I just got a new cell phone, a Samsung SCH-I415. It has a physical keyboard, but it also comes loaded with Swype, a virtual keyboard that uses word patterns on the keyboard to interpret input. This annoyed me, because I’d wanted to do sculptures based on these shapes and don’t want to be considered as derivative. I’d done some maquettes in recent years and posted about it here, but hadn’t showed anything, except for a small piece I showed at the Samson Project‘s Chain Letter show in 2011. For the curious, documentation occurs on the far right panel of the 13th image from the show, it’s the little wooden piece to the left of the tangle of wires. My own documentation of the show is here.
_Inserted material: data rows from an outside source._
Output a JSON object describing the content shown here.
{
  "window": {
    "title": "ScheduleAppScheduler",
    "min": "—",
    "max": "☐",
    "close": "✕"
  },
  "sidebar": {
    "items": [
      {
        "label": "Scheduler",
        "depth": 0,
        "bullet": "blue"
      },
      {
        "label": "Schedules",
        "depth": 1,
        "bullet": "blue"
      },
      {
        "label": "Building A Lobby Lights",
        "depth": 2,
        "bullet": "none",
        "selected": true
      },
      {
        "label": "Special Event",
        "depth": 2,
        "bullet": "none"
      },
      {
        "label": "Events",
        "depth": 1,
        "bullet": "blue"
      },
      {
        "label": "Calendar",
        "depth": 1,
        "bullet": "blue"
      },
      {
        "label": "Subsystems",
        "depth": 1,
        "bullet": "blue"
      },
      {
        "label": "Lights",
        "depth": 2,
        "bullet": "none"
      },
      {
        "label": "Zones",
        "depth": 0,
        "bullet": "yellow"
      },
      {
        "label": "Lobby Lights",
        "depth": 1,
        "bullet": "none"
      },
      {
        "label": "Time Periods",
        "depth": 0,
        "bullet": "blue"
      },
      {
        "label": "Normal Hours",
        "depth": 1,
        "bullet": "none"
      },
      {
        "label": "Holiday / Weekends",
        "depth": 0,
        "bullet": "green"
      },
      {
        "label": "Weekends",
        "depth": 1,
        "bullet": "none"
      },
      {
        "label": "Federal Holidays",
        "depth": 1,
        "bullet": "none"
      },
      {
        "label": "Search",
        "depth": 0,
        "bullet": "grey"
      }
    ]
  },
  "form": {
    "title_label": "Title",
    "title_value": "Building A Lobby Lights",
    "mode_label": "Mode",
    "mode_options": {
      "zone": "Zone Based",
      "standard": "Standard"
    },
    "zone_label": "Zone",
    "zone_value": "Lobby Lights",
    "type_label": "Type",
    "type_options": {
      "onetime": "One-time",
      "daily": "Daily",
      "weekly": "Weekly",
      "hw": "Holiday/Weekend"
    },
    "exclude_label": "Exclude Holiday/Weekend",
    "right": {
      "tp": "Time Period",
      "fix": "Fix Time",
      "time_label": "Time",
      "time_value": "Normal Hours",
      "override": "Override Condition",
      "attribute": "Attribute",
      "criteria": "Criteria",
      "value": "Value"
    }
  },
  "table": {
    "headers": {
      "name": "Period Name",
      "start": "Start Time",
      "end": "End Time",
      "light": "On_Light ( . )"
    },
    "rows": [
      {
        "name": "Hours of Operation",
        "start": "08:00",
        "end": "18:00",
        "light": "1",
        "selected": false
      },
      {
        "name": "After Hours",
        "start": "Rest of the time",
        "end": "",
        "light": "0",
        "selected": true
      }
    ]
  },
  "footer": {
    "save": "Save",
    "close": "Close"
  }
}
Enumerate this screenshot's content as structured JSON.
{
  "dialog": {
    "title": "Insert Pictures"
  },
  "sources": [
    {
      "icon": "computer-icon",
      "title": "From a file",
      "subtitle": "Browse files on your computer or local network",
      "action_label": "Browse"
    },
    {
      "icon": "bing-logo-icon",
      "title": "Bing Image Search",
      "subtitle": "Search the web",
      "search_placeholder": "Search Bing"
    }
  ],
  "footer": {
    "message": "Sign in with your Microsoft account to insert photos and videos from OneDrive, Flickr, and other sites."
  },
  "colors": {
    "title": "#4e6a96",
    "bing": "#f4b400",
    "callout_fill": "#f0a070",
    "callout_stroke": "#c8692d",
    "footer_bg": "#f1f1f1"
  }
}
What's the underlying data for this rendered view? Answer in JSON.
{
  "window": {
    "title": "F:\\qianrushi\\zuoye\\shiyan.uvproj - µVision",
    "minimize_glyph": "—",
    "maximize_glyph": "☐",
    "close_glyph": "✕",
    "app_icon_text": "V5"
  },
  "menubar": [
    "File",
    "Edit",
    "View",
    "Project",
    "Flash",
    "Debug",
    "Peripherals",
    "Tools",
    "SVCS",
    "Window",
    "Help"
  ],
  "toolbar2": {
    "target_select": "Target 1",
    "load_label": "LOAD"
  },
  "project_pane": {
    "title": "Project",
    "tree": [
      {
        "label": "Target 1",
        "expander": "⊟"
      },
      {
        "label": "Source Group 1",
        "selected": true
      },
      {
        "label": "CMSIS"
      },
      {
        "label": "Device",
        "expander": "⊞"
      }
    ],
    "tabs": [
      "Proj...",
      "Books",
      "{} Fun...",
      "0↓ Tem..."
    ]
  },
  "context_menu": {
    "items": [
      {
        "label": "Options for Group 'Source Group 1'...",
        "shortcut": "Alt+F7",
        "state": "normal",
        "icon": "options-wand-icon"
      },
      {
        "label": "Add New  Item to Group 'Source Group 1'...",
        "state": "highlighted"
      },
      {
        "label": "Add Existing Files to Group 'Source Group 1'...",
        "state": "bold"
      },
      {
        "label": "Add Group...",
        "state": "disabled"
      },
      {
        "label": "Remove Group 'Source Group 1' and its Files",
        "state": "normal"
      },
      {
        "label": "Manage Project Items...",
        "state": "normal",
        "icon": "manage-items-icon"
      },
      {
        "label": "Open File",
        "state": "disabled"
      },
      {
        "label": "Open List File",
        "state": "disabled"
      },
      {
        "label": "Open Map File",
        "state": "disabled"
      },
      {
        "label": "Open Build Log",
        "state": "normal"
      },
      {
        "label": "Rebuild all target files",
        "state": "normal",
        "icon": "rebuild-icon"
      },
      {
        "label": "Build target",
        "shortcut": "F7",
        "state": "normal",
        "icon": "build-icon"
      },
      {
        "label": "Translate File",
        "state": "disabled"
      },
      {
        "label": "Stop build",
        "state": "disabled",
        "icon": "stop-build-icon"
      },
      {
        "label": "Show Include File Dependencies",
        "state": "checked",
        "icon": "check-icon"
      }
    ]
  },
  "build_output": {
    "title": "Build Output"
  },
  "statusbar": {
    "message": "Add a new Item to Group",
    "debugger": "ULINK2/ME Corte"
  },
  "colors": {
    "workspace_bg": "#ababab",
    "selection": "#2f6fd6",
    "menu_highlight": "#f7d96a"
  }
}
Well, I started playing with Swype, and it works pretty well as an input system, much better than pecking at a virtual screen with fingertips and missing every sixth letter. It doesn’t much like usernames and oddities, but it does a decent job of adding things to its dictionary, although I’d rather not trust it with any passwords. It’s funny, but it’s easier to Swype with my left hand because it doesn’t seem to cover up as much of the keyboard while I’m drawing. It then occurred to me: since I’m drawing on the keyboard, I could take a page from my alphabets fixation and see how Swype would interpret my letter shapes.
I did the capital alphabet several times, to get something of a statistical collection of words, and here is a selected list:
Z: Rick Flynn
I tried to keep with a single word for each letter, with the exception of “Rick Flynn” for “Z”, because it was pretty awesome. Also, honorable mention to the runner up for “Z”, “Gagnon B-)”. I didn’t include it because an emoticon isn’t really a word, but it’s also pretty awesome.